Getting an LSTM example for sinusoidal signal estimation to work

846 views
Skip to first unread message

Markus Mayer

unread,
Nov 15, 2016, 6:18:47 AM11/15/16
to Caffe Users

Hi,

I was trying to follow this blog post for LSTMs using Caffe's current "master" branch implementation (using the windows branch though) but fail to get it to work. (As far as I can tell, the code is related to this C++ code of caffe-lstm.)

The original network definition is on the bottom of this post. I had to add a couple of changes, e.g.

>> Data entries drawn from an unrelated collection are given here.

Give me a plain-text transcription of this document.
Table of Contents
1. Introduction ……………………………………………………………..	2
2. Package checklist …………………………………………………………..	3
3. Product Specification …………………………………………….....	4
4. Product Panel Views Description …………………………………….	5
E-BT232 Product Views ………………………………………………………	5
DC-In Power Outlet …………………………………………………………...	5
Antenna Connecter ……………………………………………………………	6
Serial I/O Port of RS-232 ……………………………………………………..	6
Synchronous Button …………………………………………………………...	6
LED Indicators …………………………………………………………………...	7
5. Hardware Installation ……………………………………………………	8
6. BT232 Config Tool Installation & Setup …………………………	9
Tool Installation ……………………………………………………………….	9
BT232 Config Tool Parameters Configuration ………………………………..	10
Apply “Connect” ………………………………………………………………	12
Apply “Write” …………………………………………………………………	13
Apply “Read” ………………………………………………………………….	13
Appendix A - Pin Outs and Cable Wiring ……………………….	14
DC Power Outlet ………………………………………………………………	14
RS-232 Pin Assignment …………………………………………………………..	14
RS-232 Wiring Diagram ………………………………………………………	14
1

input_shape { dim: 320 dim: 1 }

didn't work at all, so I changed it to 

input_shape { dim: 320 dim: 1 dim: 1 }

the lstm_param property and the clipping parameter in 

layer {
  name: "lstm1"
  type: "Lstm"
  bottom: "data"
  bottom: "clip"
  top: "lstm1"

  lstm_param {
    num_output: 15
    clipping_threshold: 0.1
    weight_filler { type: "gaussian" std: 0.1 }
    bias_filler { type: "constant" }
  }
}

didn't exist, so I tried to replace them with recurrent_param and clip_gradients on the solver, also I had to use capital-letter "LSTM" layer type instead of "Lstm.

So the problem appears when I try to run the network using the following code (basically straight from the blog post):

import numpy as np
import matplotlib.pyplot as plt
import caffe

caffe.set_mode_cpu()
solver = caffe.SGDSolver('solver.prototxt')

a = np.arange(0, 32, 0.01)
d = 0.5*np.sin(2*a) - 0.05 * np.cos(17*a + 0.8) + 0.05 * np.sin(25 * a + 10) - 0.02 * np.cos(45 * a + 0.3)
d = d / max(np.max(d), -np.min(d))
d = d - np.mean(d)

niter = 5000
train_loss = np.zeros(niter)
solver.net.params['lstm1'][2].data[15:30] = 5
solver.net.blobs['clip'].data[...] = 1
for i in range(niter):
    seq_idx = i % (len(d) / 320)
    solver.net.blobs['clip'].data[0] = seq_idx > 0
    solver.net.blobs['label'].data[:, 0] = d[seq_idx * 320 : (seq_idx+1) * 320]
    solver.step(1)
    train_loss[i] = solver.net.blobs['loss'].data

plt.plot(np.arange(niter), train_loss)

When doing that, the training loss is basically a sort-of-sinosoidal shape with a period length of 10 iterations and doesn't decrease. It should look like this:

but for me, the loss looks like this instead:

I zoomed in on the start, but it appears to repeat that pattern for all 5000 iterations. It also doesn't seem to matter if I change the learning rate or gradient clipping. To be fair, the loss actually looks a bit like the actual training input ...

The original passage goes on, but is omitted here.